This blew up! A few people have raised the same issue, so I’d like to clarify something.

I was talking about a phenomenon in the UK of using minorities as a prop in the language debate. It overlaps with a separate tendency to see UK issues through the lens of US politics. 1/5 https://twitter.com/livyaugusta/status/1335233324940472326
Ironically it seems my own thread didn’t make it clear I was speaking from a UK perspective.

I support reform to language teaching & assessment. There are long-standing inequities in both, but these are drowned out by the Classics/Class Civ debate in our mostly white field. 2/5
The point I was trying to make was that I think some white scholars, perhaps well-meaning, have seen the US rhetoric of institutional violence and taken it to use as a weapon in this UK debate.

They aren’t doing any more for our representation than the people they criticise. 3/5
The nuanced use of the word violence to apply to non-literally-violent aspects of violent conquest is totally reasonable.
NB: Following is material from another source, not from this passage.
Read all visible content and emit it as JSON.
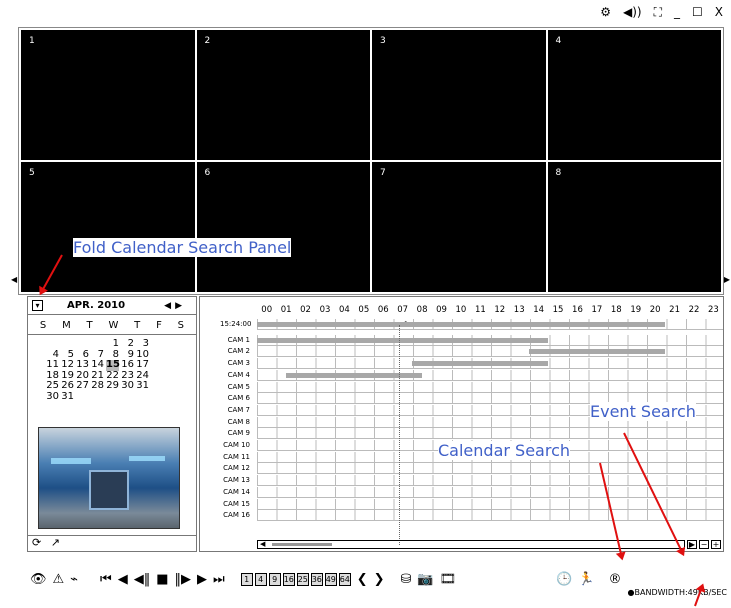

Some POC, esp in US, see language testing in that context. I respect that, though it’s not for me to say.

But the usage I was talking about ain’t that.

4/5
Someone with ancestors who suffered imperial rule might have a different view of how Latin & Greek were propagated.

I think such views, no more subjective than historicism, should be recognised & validated.

Not fobbed off with Translations for Minorities. That’s all.